Myrtle was a local union leader for a garment factory for women, and I don’t recall John’s role politically, if any, but he was forcibly removed from District 6 and has worked in recreating the memories of D6. He said a couple noteworthy things today, one of which, when I asked how he feels when people come to South Africa and focus their studies on apartheid when South Africa’s unofficial motto is to move forward, he said we have to go back. History is history. We have to go back to learn from it, leave behind the bad memories that apartheid brings, but extract the good. This is how we learn from the past, forgetting what happened but remembering the lesson. This is how we recreate District 6. He said that he does not want to, nor would he live in a reconstructed District 6 because it could not compare to the one that was. The memories and learning from the past is so much more beneficial than rebuilding a brick and mortar city that was once his home. “We must go back to move forward,” he said.

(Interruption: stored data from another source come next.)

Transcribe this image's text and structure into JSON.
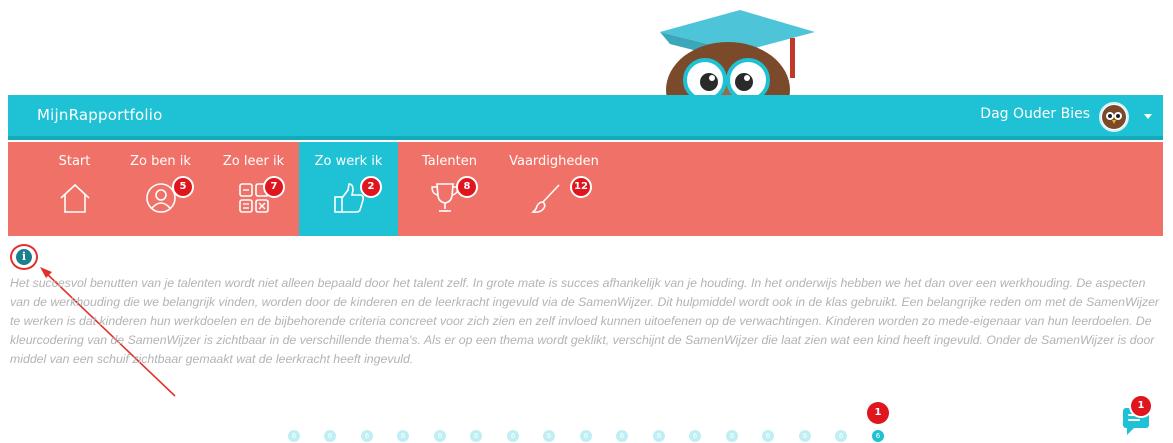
{
  "app": {
    "title": "MijnRapportfolio",
    "greeting": "Dag Ouder Bies"
  },
  "nav": {
    "items": [
      {
        "label": "Start",
        "icon": "home-icon",
        "badge": ""
      },
      {
        "label": "Zo ben ik",
        "icon": "person-icon",
        "badge": "5"
      },
      {
        "label": "Zo leer ik",
        "icon": "calculator-icon",
        "badge": "7"
      },
      {
        "label": "Zo werk ik",
        "icon": "thumbs-up-icon",
        "badge": "2"
      },
      {
        "label": "Talenten",
        "icon": "trophy-icon",
        "badge": "8"
      },
      {
        "label": "Vaardigheden",
        "icon": "brush-icon",
        "badge": "12"
      }
    ],
    "active": "Zo werk ik"
  },
  "content": {
    "info_icon_label": "i",
    "description": "Het succesvol benutten van je talenten wordt niet alleen bepaald door het talent zelf. In grote mate is succes afhankelijk van je houding. In het onderwijs hebben we het dan over een werkhouding. De aspecten van de werkhouding die we belangrijk vinden, worden door de kinderen en de leerkracht ingevuld via de SamenWijzer. Dit hulpmiddel wordt ook in de klas gebruikt. Een belangrijke reden om met de SamenWijzer te werken is dat kinderen hun werkdoelen en de bijbehorende criteria concreet voor zich zien en zelf invloed kunnen uitoefenen op de verwachtingen. Kinderen worden zo mede-eigenaar van hun leerdoelen. De kleurcodering van de SamenWijzer is zichtbaar in de verschillende thema's. Als er op een thema wordt geklikt, verschijnt de SamenWijzer die laat zien wat een kind heeft ingevuld. Onder de SamenWijzer is door middel van een schuif zichtbaar gemaakt wat de leerkracht heeft ingevuld."
  },
  "pager": {
    "dots": [
      "6",
      "6",
      "6",
      "6",
      "6",
      "6",
      "6",
      "6",
      "6",
      "6",
      "6",
      "6",
      "6",
      "6",
      "6",
      "6",
      "6"
    ],
    "alert_badge": "1"
  },
  "chat": {
    "badge": "1"
  },
  "colors": {
    "teal": "#1ec2d4",
    "coral": "#f07167",
    "badge_red": "#e0161e"
  }
}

Myrtle has been fighting for human dignity since she was 14, both in the local community and when she was old enough to get a job and organize the workers. It was incredible that this woman of 84, and even John whose age I don’t recall, are so keen; so learned and intellectual that they can have a conversation with you so frankly about such a horrific past. “You were nothing. Absolutely nothing…whites treated their dogs better than you [in reference to non-whites]” she told us. Whites were afraid to even rub skin with blacks and coloreds for the fear that it would rub off on them. This kind of paranoia is intrinsic in some whites today, though thankfully, personally I have not seen it (maybe because I am white, I get looks behind my back, I don’t know).

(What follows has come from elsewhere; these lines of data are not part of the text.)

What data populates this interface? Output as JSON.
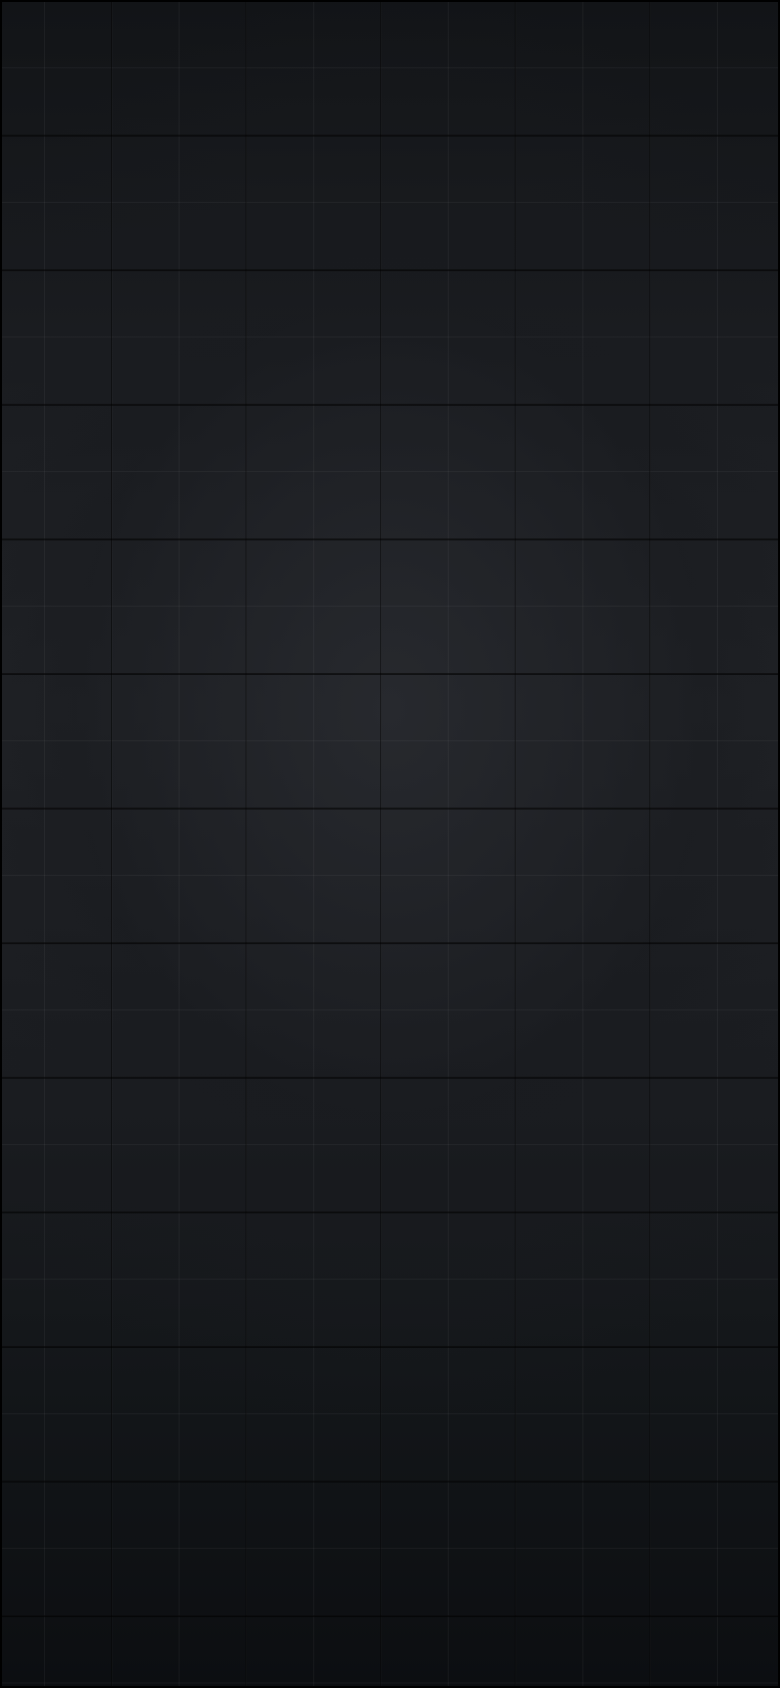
{
  "screen": {
    "background_color": "#1e2024",
    "grid_line_color": "#000000",
    "texture": "grid-pattern"
  }
}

She cried twice throughout the two hours we were together, once as she recounted the story of Modderdam (sic) as a shantytown of 400 shacks that was home to 800 people, was mercilessly bulldozed as the whites who were operating the machines laughed as they did so. “That was the most horrible part,” she sobbed. She and the community cooked 4-5 drums of soup to feed to the children as parents indignantly sat on the pavement as every single piece of furniture, silverware and possession was mowed down and crushed. “My back was breaking, but I didn’t mind…we were there from 7 in the morning to 9 o clock that night.” Today in discussing Steven Biko and African culture, we talked about how the African culture is so intrinsically emotional, how it puts emotion before rationality and can even reconcile the two in certain situations. It was interesting to see how Myrtle, a colored woman, could be so emotional, and apologizing for being so when she has every right to be so after decades of recounting the story. That is what apartheid did to people. Some are forgiving and have moved on, others have not. The second time she cried was when she recalled the day Mandela (“I know he’s called Madela, but I call him Madiba” (Madiba is Mandela’s tribal name and is a sign of respect) was freed. “After 27 years being locked up, he had no hate in his heart…that is why people love Madiba,” harkening back to Mandela’s political and symbolic emergence as a freed prisoner. Though he was at first reluctant to become president, he was also ready to get to work reconciling the country, a process which has made great strides in 20 years, but South Africa still has a long way to go to being completely reconciled, if ever. It’s been almost 50 years in the U.S. since the black civil rights movement, and every day you can still see the remnants of the past today.